Steve sees himself in Dustin's eyes. Helpless, scared, vengeful—

Guilty.

He considers his new duty to be to actually help Dustin's guilt. To try and make it better. But he's fucking it up, he constantly fucks it up. Just like he did with Nancy. He still can't look himself in the eyes.

Not without seeing his brother's face. Not without seeing scars where he failed to fully protect. Not without seeing Dustin's guilty, angry gaze. Not without seeing himself.

And somewhere along the lines, he knew his self-worth was low. But it's even lower. Like it was when he lost his brother; it shouldn't have been his brother. It shouldn't have been Eddie. It should've been him.

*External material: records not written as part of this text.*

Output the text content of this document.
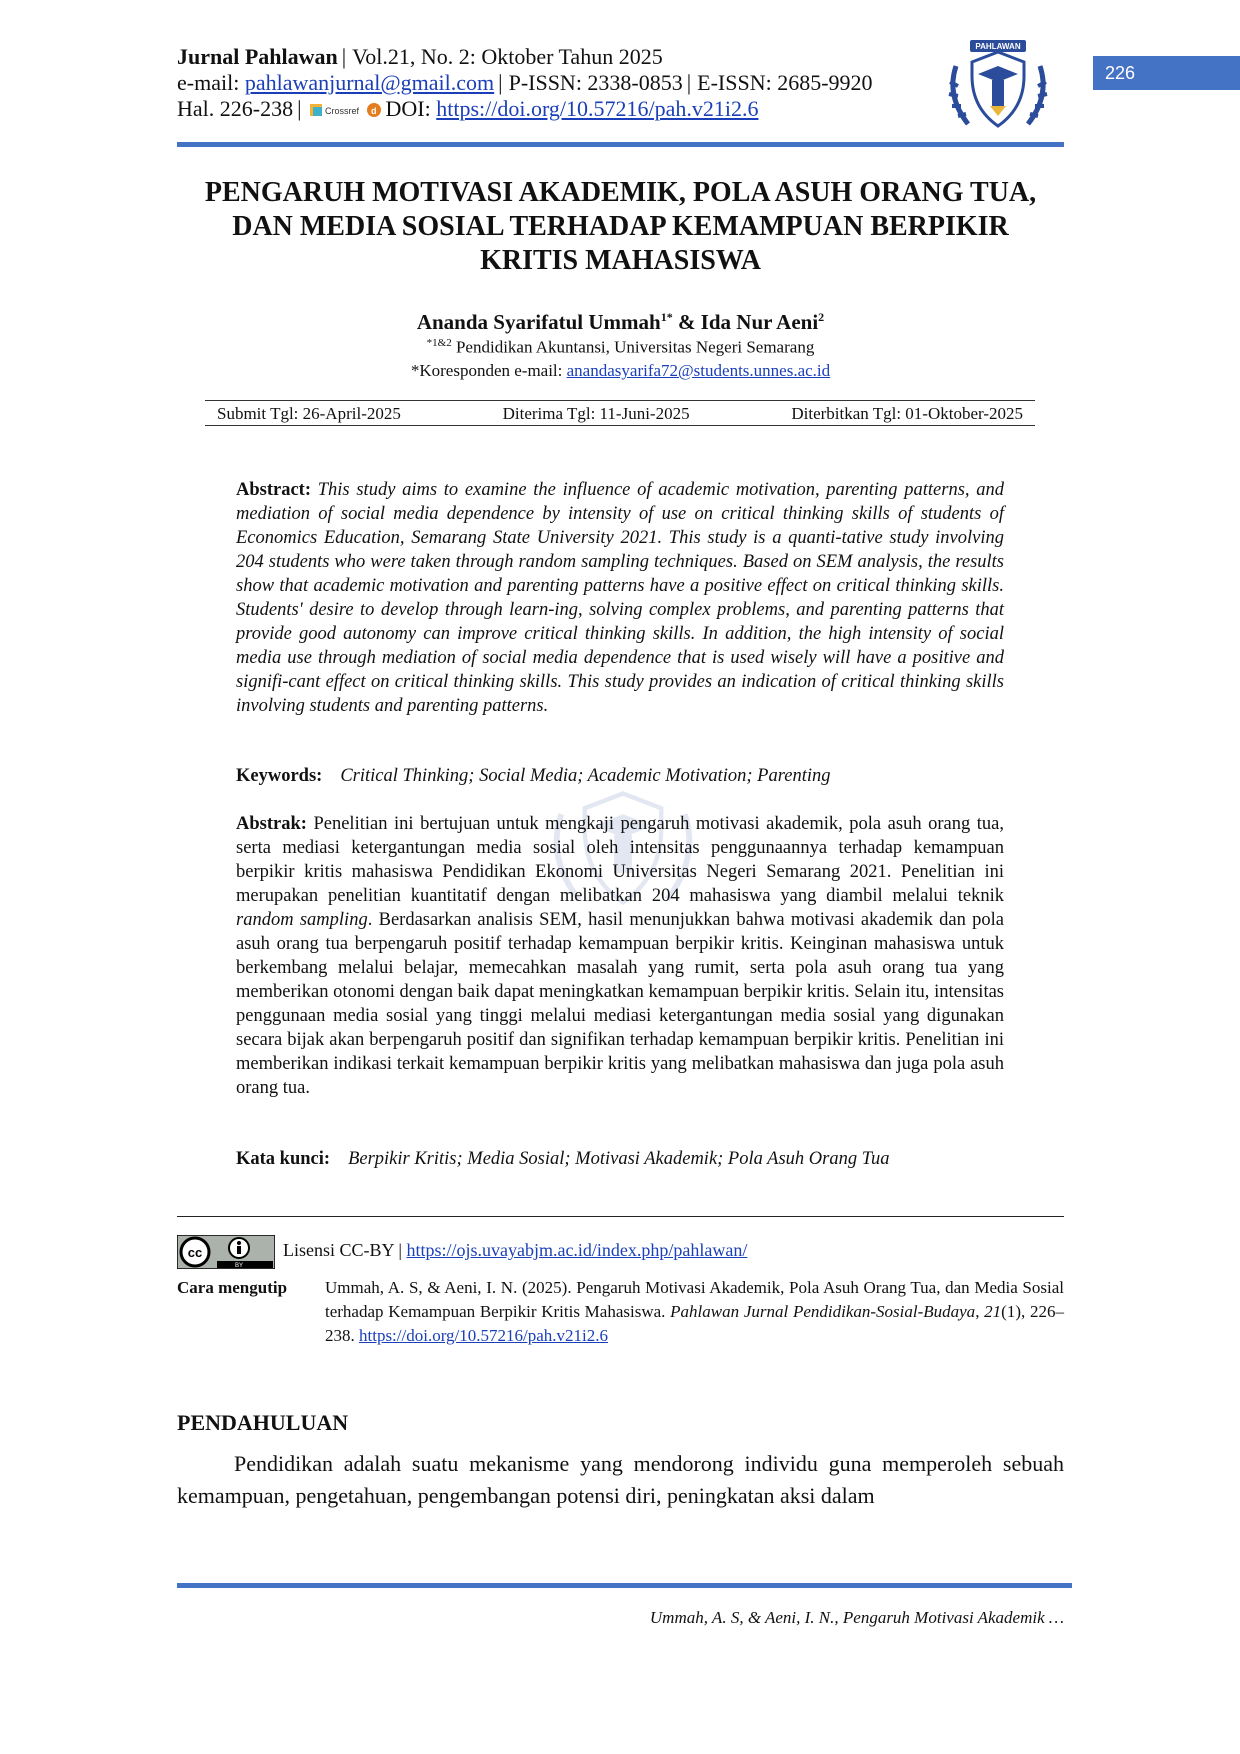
Jurnal Pahlawan | Vol.21, No. 2: Oktober Tahun 2025
e-mail: pahlawanjurnal@gmail.com | P-ISSN: 2338-0853 | E-ISSN: 2685-9920
Hal. 226-238 |	Crossref d DOI: https://doi.org/10.57216/pah.v21i2.6
PAHLAWAN
226
PENGARUH MOTIVASI AKADEMIK, POLA ASUH ORANG TUA,
DAN MEDIA SOSIAL TERHADAP KEMAMPUAN BERPIKIR
KRITIS MAHASISWA
Ananda Syarifatul Ummah$^{1*}$ & Ida Nur Aeni$^2$
$^{*1\&2}$ Pendidikan Akuntansi, Universitas Negeri Semarang
*Koresponden e-mail: anandasyarifa72@students.unnes.ac.id
Submit Tgl: 26-April-2025	Diterima Tgl: 11-Juni-2025	Diterbitkan Tgl: 01-Oktober-2025
Abstract: This study aims to examine the influence of academic motivation, parenting patterns, and mediation of social media dependence by intensity of use on critical thinking skills of students of Economics Education, Semarang State University 2021. This study is a quanti-tative study involving 204 students who were taken through random sampling techniques. Based on SEM analysis, the results show that academic motivation and parenting patterns have a positive effect on critical thinking skills. Students' desire to develop through learn-ing, solving complex problems, and parenting patterns that provide good autonomy can improve critical thinking skills. In addition, the high intensity of social media use through mediation of social media dependence that is used wisely will have a positive and signifi-cant effect on critical thinking skills. This study provides an indication of critical thinking skills involving students and parenting patterns.
Keywords: Critical Thinking; Social Media; Academic Motivation; Parenting
Abstrak: Penelitian ini bertujuan untuk mengkaji pengaruh motivasi akademik, pola asuh orang tua, serta mediasi ketergantungan media sosial oleh intensitas penggunaannya terhadap kemampuan berpikir kritis mahasiswa Pendidikan Ekonomi Universitas Negeri Semarang 2021. Penelitian ini merupakan penelitian kuantitatif dengan melibatkan 204 mahasiswa yang diambil melalui teknik random sampling. Berdasarkan analisis SEM, hasil menunjukkan bahwa motivasi akademik dan pola asuh orang tua berpengaruh positif terhadap kemampuan berpikir kritis. Keinginan mahasiswa untuk berkembang melalui belajar, memecahkan masalah yang rumit, serta pola asuh orang tua yang memberikan otonomi dengan baik dapat meningkatkan kemampuan berpikir kritis. Selain itu, intensitas penggunaan media sosial yang tinggi melalui mediasi ketergantungan media sosial yang digunakan secara bijak akan berpengaruh positif dan signifikan terhadap kemampuan berpikir kritis. Penelitian ini memberikan indikasi terkait kemampuan berpikir kritis yang melibatkan mahasiswa dan juga pola asuh orang tua.
Kata kunci: Berpikir Kritis; Media Sosial; Motivasi Akademik; Pola Asuh Orang Tua
cc
BY
Lisensi CC-BY | https://ojs.uvayabjm.ac.id/index.php/pahlawan/
Cara mengutip Ummah, A. S, & Aeni, I. N. (2025). Pengaruh Motivasi Akademik, Pola Asuh Orang Tua, dan Media Sosial terhadap Kemampuan Berpikir Kritis Mahasiswa. Pahlawan Jurnal Pendidikan-Sosial-Budaya, 21(1), 226–238. https://doi.org/10.57216/pah.v21i2.6
PENDAHULUAN
Pendidikan adalah suatu mekanisme yang mendorong individu guna memperoleh sebuah kemampuan, pengetahuan, pengembangan potensi diri, peningkatan aksi dalam
Ummah, A. S, & Aeni, I. N., Pengaruh Motivasi Akademik …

But he doesn't tell anybody this revelation he has. He continues on, life normal, trying to be helpful where he can. No matter how little, no matter how much he must sacrifice.

————

Another version here:

Dustin is guilty because Eddie got so injured, but Eddie's saved by Steve. Steve makes it his only mission in that moment to resuscitate Eddie—he learned CPR after his brother died just in case, he's thankful for his anxious self-nagging.

But Dustin is still guilty and Steve still sees himself.

And Eddie's trying to reassure both of them, but nothing seems to get through. He's the only one who can really see through Steve's cracks, he ends up not liking what he's seeing. Under the surface, Steve is just hollow. Not hollow like he's dumb or boring or unimportant. Hollow like there's nothing keeping him tethered, nothing fulfilling him, nothing to keep him satiated and happy.

Under the surface, Eddie sees a version of a man he doesn't really know. He sees Steve constantly fighting a mental battle, some sort of self-worth argument, some prattle with his own thoughts. He sees a man barely living; he sees a man willing to die for anything.

Again, he ends up not liking what he's seeing.